On 6 July 2015, Casali joined Floridsdorfer AC on a season-long loan as part of a cooperation agreement with Austria Wien. He made his Austrian Football First League debut for the club on 24 July 2015 in a game against LASK. After eight second division games for Floridsdorf, he returned to Austria Wien prematurely in October 2015 after regular goalkeeper Robert Almer was injured. However, he did not play for the team and only made another appearance for the reserves in the Regionalliga. In the 2016–17 season, he only made six Regionalliga appearances.

===SV Mattersburg===
On 22 July 2017, Casali signed a two-year contract with SV Mattersburg after having failed at making his breakthrough with Austria Wien. In the 2017–18 season, he did not make an appearance for the club from Burgenland and only played one game for the reserves in the Landesliga Burgenland, with whom he was promoted to the Regionalliga at the end of the season.
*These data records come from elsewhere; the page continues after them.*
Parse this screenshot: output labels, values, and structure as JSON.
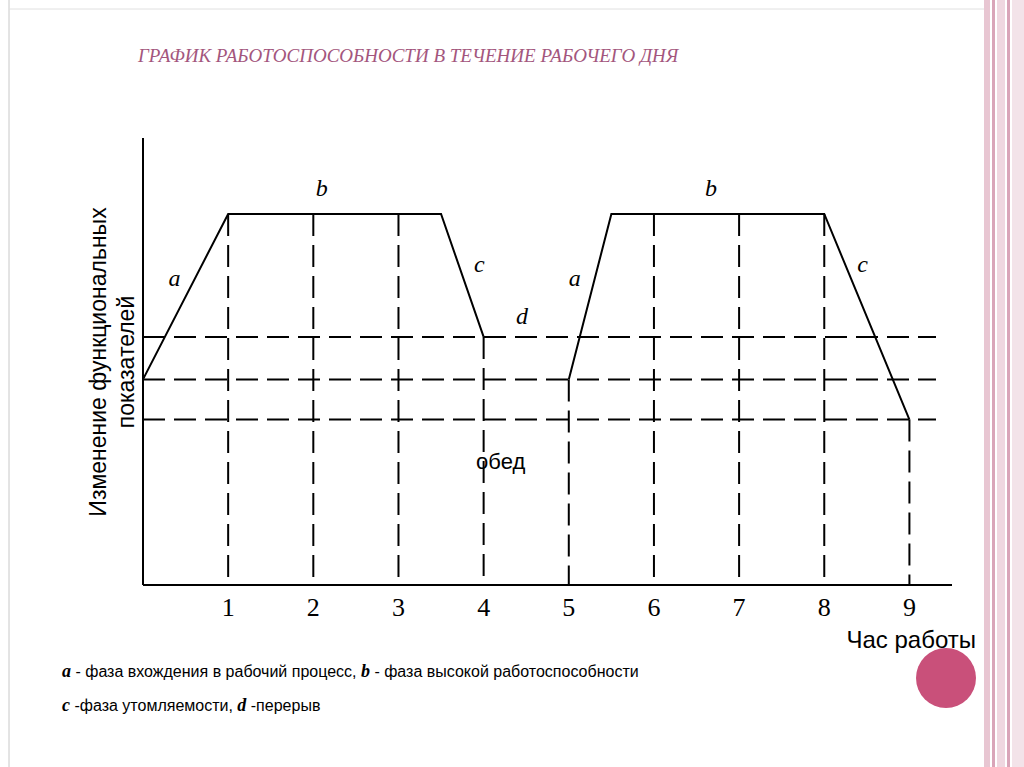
{
  "chart_data": {
    "type": "line",
    "title": "ГРАФИК РАБОТОСПОСОБНОСТИ В ТЕЧЕНИЕ РАБОЧЕГО ДНЯ",
    "y_label": [
      "Изменение функциональных",
      "показателей"
    ],
    "x_label": "Час работы",
    "x": [
      0,
      1,
      3.5,
      4,
      4.5,
      5,
      5.5,
      8,
      9
    ],
    "series": [
      {
        "color": "#000000",
        "line_style": "solid",
        "values": [
          46,
          83,
          83,
          55.5,
          null,
          46,
          83,
          83,
          37
        ]
      }
    ],
    "xlim": [
      0,
      9.5
    ],
    "xticks": [
      1,
      2,
      3,
      4,
      5,
      6,
      7,
      8,
      9
    ],
    "ylim": [
      0,
      100
    ],
    "yticks": [],
    "tick_labels": "x",
    "grid": false,
    "reference_lines": [
      55.5,
      46,
      37
    ],
    "annotations": [
      {
        "text": "a",
        "x": 0.37,
        "y": 67
      },
      {
        "text": "b",
        "x": 2.1,
        "y": 87
      },
      {
        "text": "c",
        "x": 3.95,
        "y": 70
      },
      {
        "text": "a",
        "x": 5.07,
        "y": 67
      },
      {
        "text": "b",
        "x": 6.67,
        "y": 87
      },
      {
        "text": "c",
        "x": 8.45,
        "y": 70
      },
      {
        "text": "d",
        "x": 4.45,
        "y": 58.5
      },
      {
        "text": "обед",
        "x": 4.2,
        "y": 26
      }
    ],
    "caption": [
      [
        {
          "term": "a",
          "desc": " - фаза вхождения в рабочий процесс, "
        },
        {
          "term": "b",
          "desc": " - фаза высокой работоспособности"
        }
      ],
      [
        {
          "term": "c",
          "desc": " -фаза утомляемости, "
        },
        {
          "term": "d",
          "desc": " -перерыв"
        }
      ]
    ]
  }
}
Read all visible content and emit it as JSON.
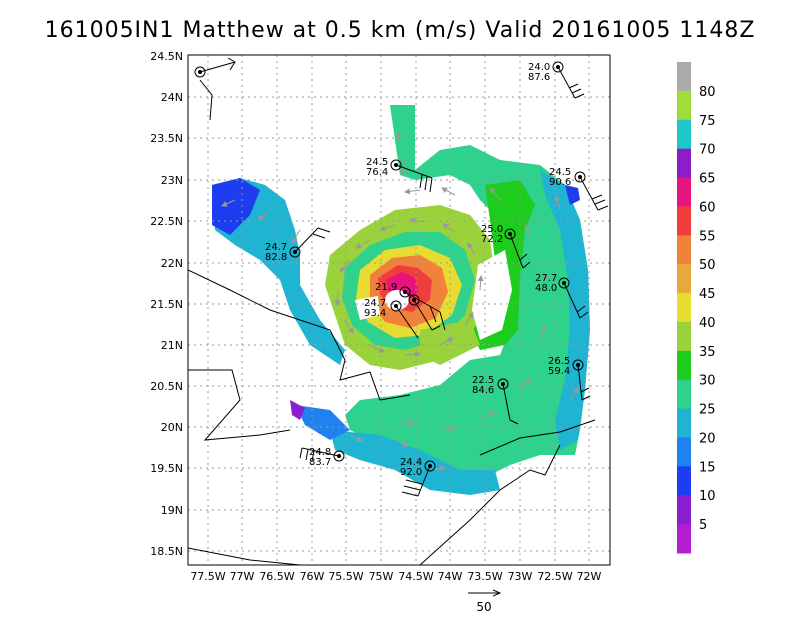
{
  "title": "161005IN1 Matthew at 0.5 km (m/s) Valid 20161005 1148Z",
  "map": {
    "lat_range": [
      18.4,
      24.5
    ],
    "lon_range": [
      -77.9,
      -71.8
    ],
    "lat_ticks": [
      "24.5N",
      "24N",
      "23.5N",
      "23N",
      "22.5N",
      "22N",
      "21.5N",
      "21N",
      "20.5N",
      "20N",
      "19.5N",
      "19N",
      "18.5N"
    ],
    "lon_ticks": [
      "77.5W",
      "77W",
      "76.5W",
      "76W",
      "75.5W",
      "75W",
      "74.5W",
      "74W",
      "73.5W",
      "73W",
      "72.5W",
      "72W"
    ],
    "grid": true,
    "storm_center": {
      "lat": 21.6,
      "lon": -74.7
    }
  },
  "colorbar": {
    "labels": [
      "80",
      "75",
      "70",
      "65",
      "60",
      "55",
      "50",
      "45",
      "40",
      "35",
      "30",
      "25",
      "20",
      "15",
      "10",
      "5"
    ],
    "colors": [
      "#aaaaaa",
      "#a0dc3c",
      "#1ec8c8",
      "#8c1ec8",
      "#e6147e",
      "#f03c3c",
      "#f0823c",
      "#e6aa3c",
      "#e6dc32",
      "#9ad23c",
      "#1ecc1e",
      "#2ed28c",
      "#1eb4d2",
      "#1e82f0",
      "#1e3cf0",
      "#8c1ed2",
      "#b41ed2"
    ]
  },
  "observations": [
    {
      "v": "24.0",
      "p": "87.6"
    },
    {
      "v": "24.5",
      "p": "76.4"
    },
    {
      "v": "24.5",
      "p": "90.6"
    },
    {
      "v": "25.0",
      "p": "72.2"
    },
    {
      "v": "24.7",
      "p": "82.8"
    },
    {
      "v": "27.7",
      "p": "48.0"
    },
    {
      "v": "21.9",
      "p": ""
    },
    {
      "v": "24.7",
      "p": "93.4"
    },
    {
      "v": "26.5",
      "p": "59.4"
    },
    {
      "v": "22.5",
      "p": "84.6"
    },
    {
      "v": "24.8",
      "p": "83.7"
    },
    {
      "v": "24.4",
      "p": "92.0"
    }
  ],
  "scale_arrow": {
    "label": "50"
  }
}
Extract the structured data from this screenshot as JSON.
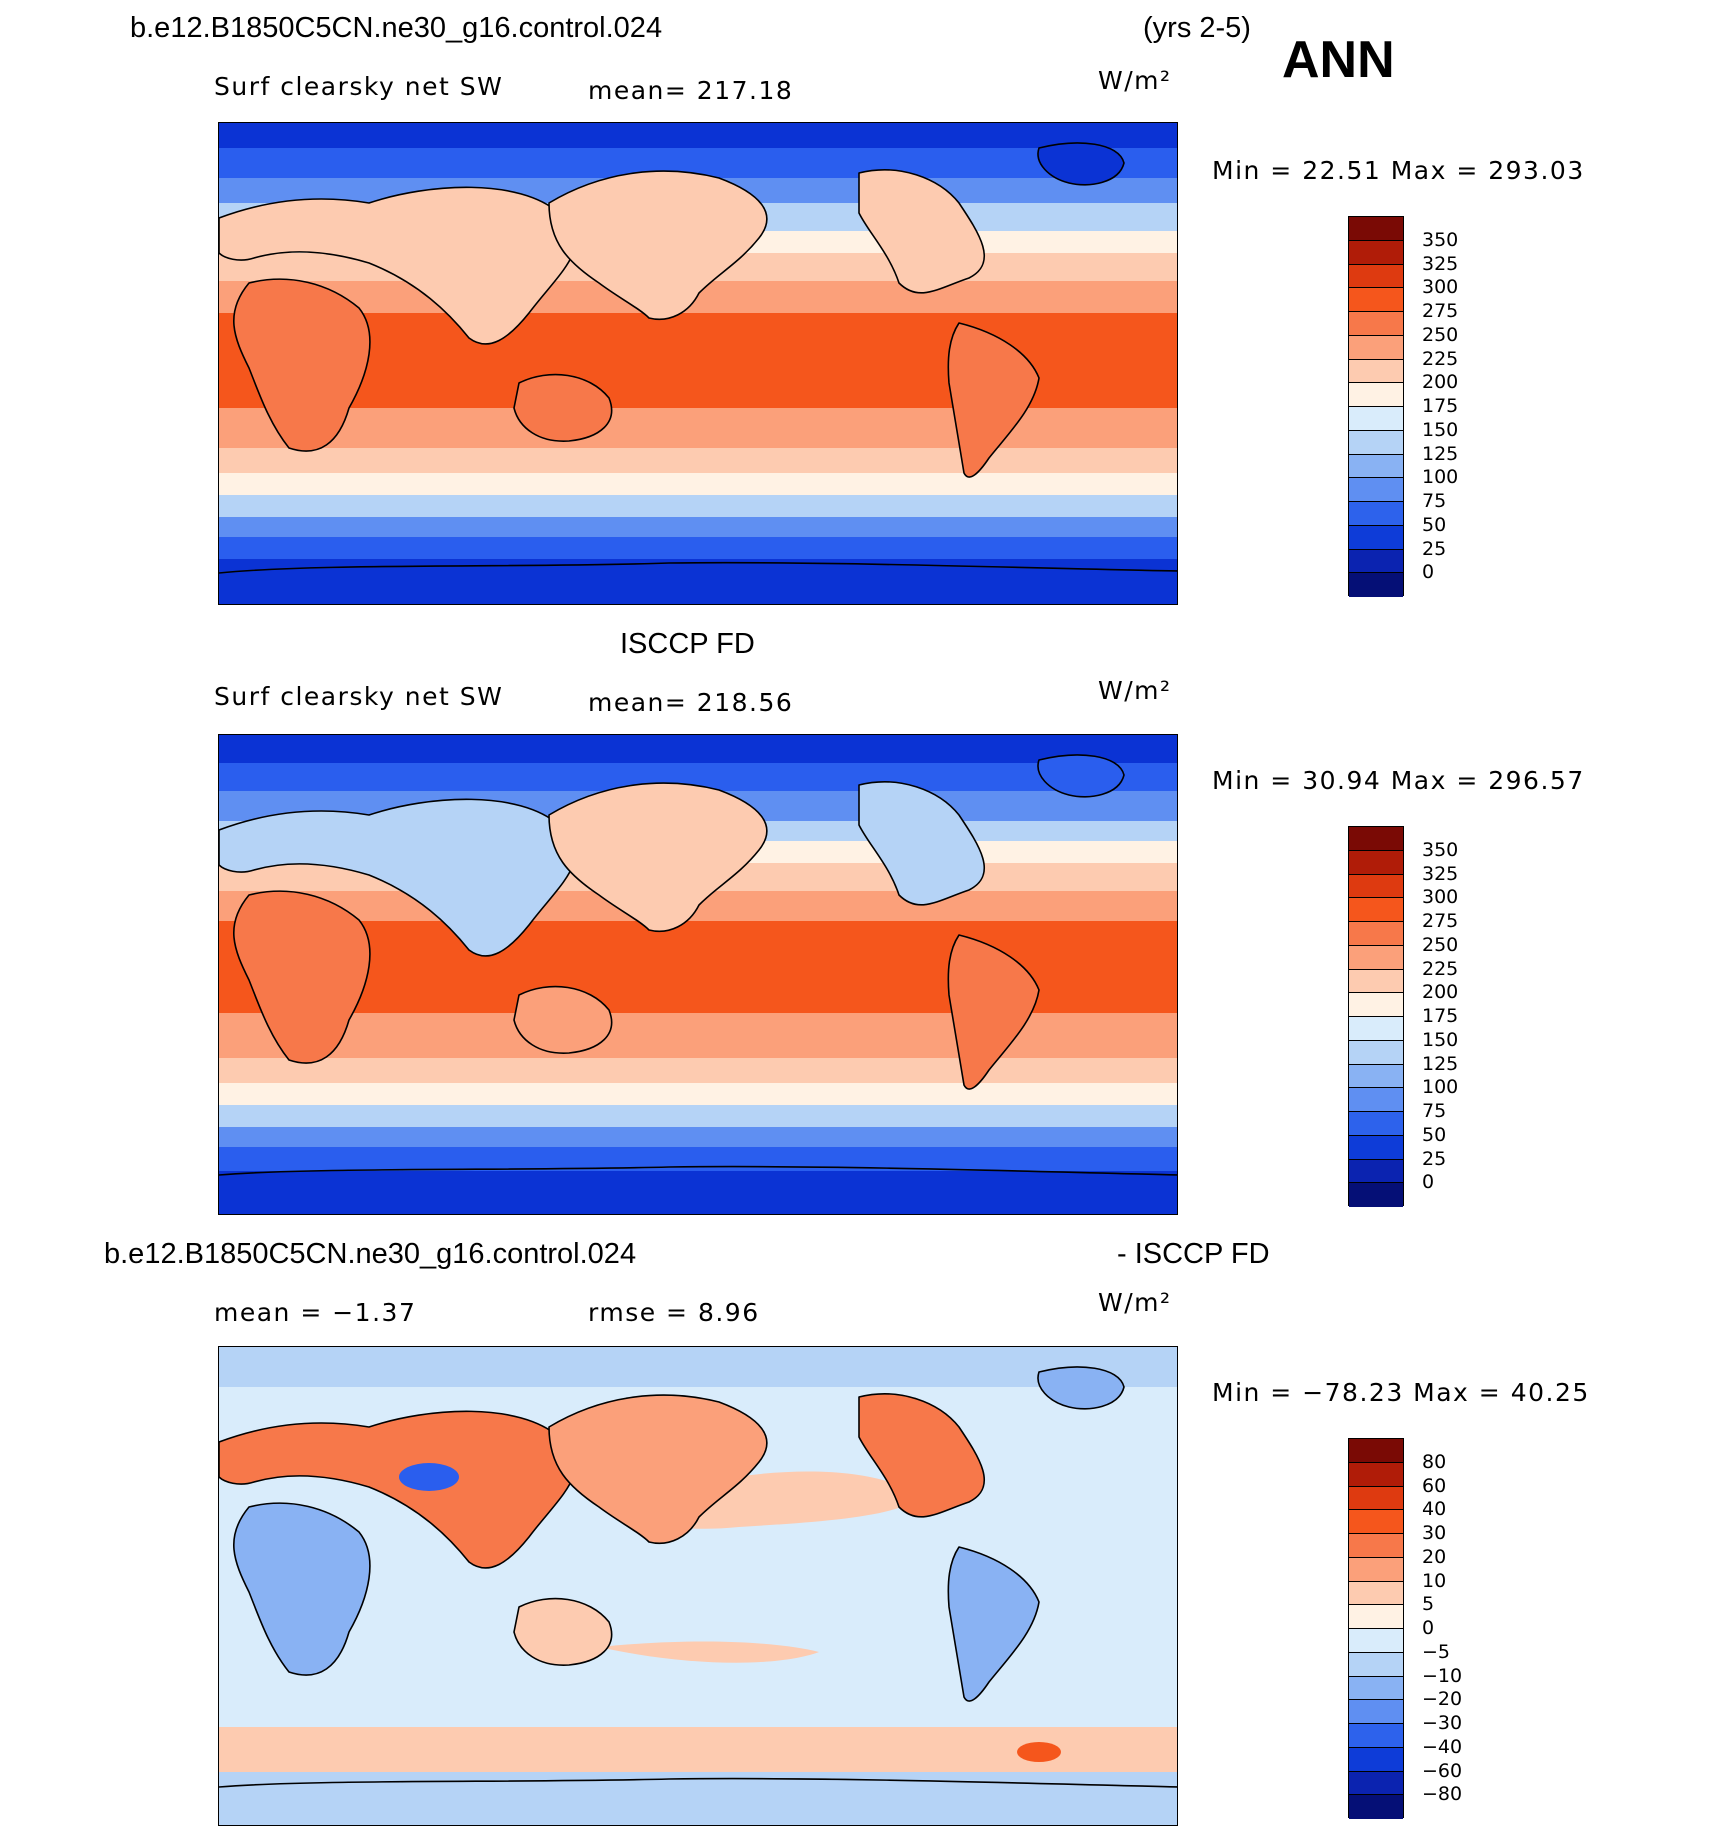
{
  "header": {
    "case_name": "b.e12.B1850C5CN.ne30_g16.control.024",
    "years": "(yrs 2-5)",
    "season": "ANN"
  },
  "panels": [
    {
      "id": "model",
      "title": "",
      "variable": "Surf clearsky net SW",
      "mean_text": "mean= 217.18",
      "units": "W/m²",
      "minmax_text": "Min =   22.51  Max = 293.03",
      "min": 22.51,
      "max": 293.03,
      "mean": 217.18
    },
    {
      "id": "obs",
      "title": "ISCCP FD",
      "variable": "Surf clearsky net SW",
      "mean_text": "mean= 218.56",
      "units": "W/m²",
      "minmax_text": "Min =   30.94  Max = 296.57",
      "min": 30.94,
      "max": 296.57,
      "mean": 218.56
    },
    {
      "id": "diff",
      "title_left": "b.e12.B1850C5CN.ne30_g16.control.024",
      "title_right": "- ISCCP FD",
      "mean_text": "mean =   −1.37",
      "rmse_text": "rmse =    8.96",
      "units": "W/m²",
      "minmax_text": "Min = −78.23  Max =   40.25",
      "min": -78.23,
      "max": 40.25,
      "mean": -1.37,
      "rmse": 8.96
    }
  ],
  "colorbars": {
    "abs": {
      "labels": [
        "350",
        "325",
        "300",
        "275",
        "250",
        "225",
        "200",
        "175",
        "150",
        "125",
        "100",
        "75",
        "50",
        "25",
        "0"
      ],
      "colors": [
        "#7a0a05",
        "#b01c08",
        "#de3a10",
        "#f5561c",
        "#f7784a",
        "#fba07a",
        "#fdcbb0",
        "#fff2e4",
        "#d9ecfb",
        "#b5d3f6",
        "#89b2f3",
        "#5f8ff2",
        "#2d62ec",
        "#0e3cd8",
        "#0b23b0",
        "#050f76"
      ]
    },
    "diff": {
      "labels": [
        "80",
        "60",
        "40",
        "30",
        "20",
        "10",
        "5",
        "0",
        "−5",
        "−10",
        "−20",
        "−30",
        "−40",
        "−60",
        "−80"
      ],
      "colors": [
        "#7a0a05",
        "#b01c08",
        "#de3a10",
        "#f5561c",
        "#f7784a",
        "#fba07a",
        "#fdcbb0",
        "#fff2e4",
        "#d9ecfb",
        "#b5d3f6",
        "#89b2f3",
        "#5f8ff2",
        "#2d62ec",
        "#0e3cd8",
        "#0b23b0",
        "#050f76"
      ]
    }
  },
  "map_colors": {
    "deep_blue": "#0b33d4",
    "blue": "#2a5eee",
    "mid_blue": "#5f8ff2",
    "light_blue": "#b5d3f6",
    "pale_blue": "#d9ecfb",
    "cream": "#fff2e4",
    "peach": "#fdcbb0",
    "salmon": "#fba07a",
    "orange": "#f7784a",
    "red_orange": "#f5561c",
    "land_outline": "#000000"
  }
}
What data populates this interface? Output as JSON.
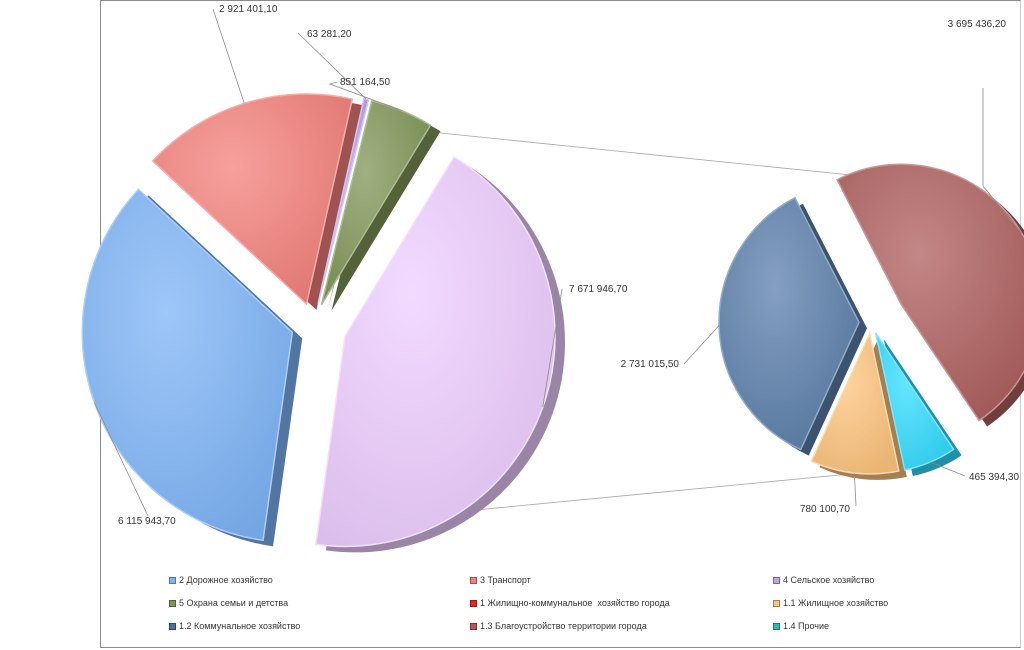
{
  "chart_data": {
    "type": "pie",
    "variant": "bar-of-pie (secondary pie), exploded 3D slices",
    "primary": {
      "slices": [
        {
          "name": "2 Дорожное хозяйство",
          "value": 6115943.7,
          "label": "6 115 943,70",
          "color": "#7eb4f7"
        },
        {
          "name": "3 Транспорт",
          "value": 2921401.1,
          "label": "2 921 401,10",
          "color": "#f4807b"
        },
        {
          "name": "4 Сельское хозяйство",
          "value": 63281.2,
          "label": "63 281,20",
          "color": "#bca2e6"
        },
        {
          "name": "5 Охрана семьи и детства",
          "value": 851164.5,
          "label": "851 164,50",
          "color": "#7f9657"
        },
        {
          "name": "1 Жилищно-коммунальное  хозяйство города",
          "value": 7671946.7,
          "label": "7 671 946,70",
          "color": "#eecdff"
        }
      ]
    },
    "secondary": {
      "slices": [
        {
          "name": "1.1 Жилищное хозяйство",
          "value": 780100.7,
          "label": "780 100,70",
          "color": "#fdc47e"
        },
        {
          "name": "1.2 Коммунальное хозяйство",
          "value": 2731015.5,
          "label": "2 731 015,50",
          "color": "#5b7fab"
        },
        {
          "name": "1.3 Благоустройство территории города",
          "value": 3695436.2,
          "label": "3 695 436,20",
          "color": "#ad5f5e"
        },
        {
          "name": "1.4 Прочие",
          "value": 465394.3,
          "label": "465 394,30",
          "color": "#33dcff"
        }
      ]
    },
    "legend": {
      "position": "bottom",
      "items": [
        {
          "label": "2 Дорожное хозяйство",
          "color": "#7eb4f7"
        },
        {
          "label": "3 Транспорт",
          "color": "#f4807b"
        },
        {
          "label": "4 Сельское хозяйство",
          "color": "#bca2e6"
        },
        {
          "label": "5 Охрана семьи и детства",
          "color": "#7f9657"
        },
        {
          "label": "1 Жилищно-коммунальное  хозяйство города",
          "color": "#ee2222"
        },
        {
          "label": "1.1 Жилищное хозяйство",
          "color": "#fdc47e"
        },
        {
          "label": "1.2 Коммунальное хозяйство",
          "color": "#4a6fa0"
        },
        {
          "label": "1.3 Благоустройство территории города",
          "color": "#b35a58"
        },
        {
          "label": "1.4 Прочие",
          "color": "#33b8b0"
        }
      ]
    }
  }
}
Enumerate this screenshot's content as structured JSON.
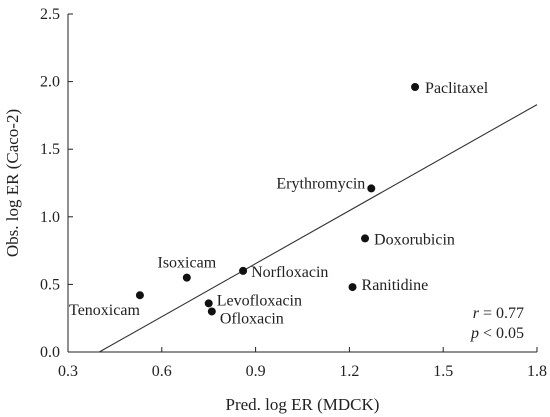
{
  "chart_data": {
    "type": "scatter",
    "xlabel": "Pred. log ER (MDCK)",
    "ylabel": "Obs. log ER (Caco-2)",
    "xlim": [
      0.3,
      1.8
    ],
    "ylim": [
      0.0,
      2.5
    ],
    "x_ticks": [
      "0.3",
      "0.6",
      "0.9",
      "1.2",
      "1.5",
      "1.8"
    ],
    "y_ticks": [
      "0.0",
      "0.5",
      "1.0",
      "1.5",
      "2.0",
      "2.5"
    ],
    "grid": false,
    "points": [
      {
        "label": "Paclitaxel",
        "x": 1.41,
        "y": 1.96
      },
      {
        "label": "Erythromycin",
        "x": 1.27,
        "y": 1.21
      },
      {
        "label": "Doxorubicin",
        "x": 1.25,
        "y": 0.84
      },
      {
        "label": "Ranitidine",
        "x": 1.21,
        "y": 0.48
      },
      {
        "label": "Norfloxacin",
        "x": 0.86,
        "y": 0.6
      },
      {
        "label": "Isoxicam",
        "x": 0.68,
        "y": 0.55
      },
      {
        "label": "Levofloxacin",
        "x": 0.75,
        "y": 0.36
      },
      {
        "label": "Ofloxacin",
        "x": 0.76,
        "y": 0.3
      },
      {
        "label": "Tenoxicam",
        "x": 0.53,
        "y": 0.42
      }
    ],
    "fit_line": {
      "x": [
        0.4,
        1.8
      ],
      "y": [
        0.0,
        1.83
      ]
    },
    "stats": {
      "r_symbol": "r",
      "r_text": " = 0.77",
      "p_symbol": "p",
      "p_text": " < 0.05"
    }
  },
  "colors": {
    "points": "#111111",
    "axes": "#222222"
  }
}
In April 2019, he finally made his debut in the Austrian Football Bundesliga when he was in the starting lineup on matchday 25 of the 2018–19 season against Rapid Wien. In his second season at the club, Casali made five total Bundesliga appearances. In the 2019–20 season, he played four games in the top division, and he also made another appearance for the reserves in the Regionalliga.

===Rheindorf Altach===
On 10 July 2020, Casali joined Rheindorf Altach. He made his debut for the club on 16 September in a 3–1 victory against Union Gurten in the Austrian Cup. His league debut followed three days later in a game against Red Bull Salzburg. Mainly a backup to club legend Martin Kobras in his first season with the club, Casali became the starter for the first time in his career ahead of the 2021–22 season.

===Eintracht Braunschweig===
On 22 June 2023, Casali joined 2. Bundesliga club Eintracht Braunschweig on a two-year contract.

===Rot-Weiss Essen===
On 3 February 2026, Casali returned to Germany and signed with Rot-Weiss Essen in 3. Liga.

===VfL Bochum===
On 16 July 2026, Casali signed a two-season contract with 2. Bundesliga club VfL Bochum.